Saturday, February 16, 2008

Sometimes You Want to Go

There is no better place to hide than in London.

The cold here forces you to bundle up. Covered in thick layers to shelter your skin from the stinging chill, you shield your dully aching heart. Stick your nose inside your coat, wrap your face up in a scarf, pull your hood as tight around yourhead as it will go and no one can see the tears slipping quietly down your cheeks as you stare into the corner on the tube. Everyone is too busy trying to concentrate on how to get where they're going without freezing their own arse off to bother looking in anyone else's direction, anyway. Add to this the sheer size and population of the city, and you've got endless places to hide.

Even if you were to walk into a shop or onto a train, face uncovered and shining with tears, scant few people would acknowledge you. Most would politely endure whatever hiccuping request you could manage, and have you on your way as quickly as possible. It is a place where you can be truly alone, even when surrounded by people. Because none of them give a shit about you. And sometimes this is precisely what you need. When you feel miserable and lonely, sometimes what you need is not a pick-me-up but a bring-you-down. The last thing you want is to have your faith in humanity restored. Rather, you need something that confirms what you suspect at that moment yourself: that in fact, no one does love you and you have no one but yourself. There is only one comfort to be had, and that is the satisfaction of being right.

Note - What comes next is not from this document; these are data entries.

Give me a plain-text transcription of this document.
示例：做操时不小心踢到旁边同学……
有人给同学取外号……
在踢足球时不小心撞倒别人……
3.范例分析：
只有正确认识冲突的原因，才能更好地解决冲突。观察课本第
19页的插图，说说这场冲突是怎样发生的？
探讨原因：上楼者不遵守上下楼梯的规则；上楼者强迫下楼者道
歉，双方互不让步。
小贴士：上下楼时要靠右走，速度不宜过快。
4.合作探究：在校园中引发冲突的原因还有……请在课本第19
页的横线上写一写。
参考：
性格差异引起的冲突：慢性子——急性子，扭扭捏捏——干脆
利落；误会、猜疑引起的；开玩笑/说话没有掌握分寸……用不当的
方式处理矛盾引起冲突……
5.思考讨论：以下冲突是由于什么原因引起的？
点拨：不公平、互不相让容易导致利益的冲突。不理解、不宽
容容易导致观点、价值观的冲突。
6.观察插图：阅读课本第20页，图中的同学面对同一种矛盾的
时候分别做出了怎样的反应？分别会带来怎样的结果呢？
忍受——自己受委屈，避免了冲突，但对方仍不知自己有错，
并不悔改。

Aaliya once said of her day at work that if one person had been mean to her she would have started crying. I have more of the opposite. I was on the tube and sad and as I tried to move my suitcase further into the corner for an older gent, he said, "no, you're all right." And I very quietly lost it. It is when I'm having a bad day and someone wants to give me a hug. When all I want is to hate everyone and someone has to go and wreck it by making me a cup of tea.

In London, when I can usually count on people to be snide and snarky and generally over me as only people in a large city - and especially English people in a large city completely over its tourists - can be, nothing can upset me more than when a fellow helps me up the stairs with my suitcase, then promptly and kindly disappears to go and catch his own train, as he has gone out of his way to help me.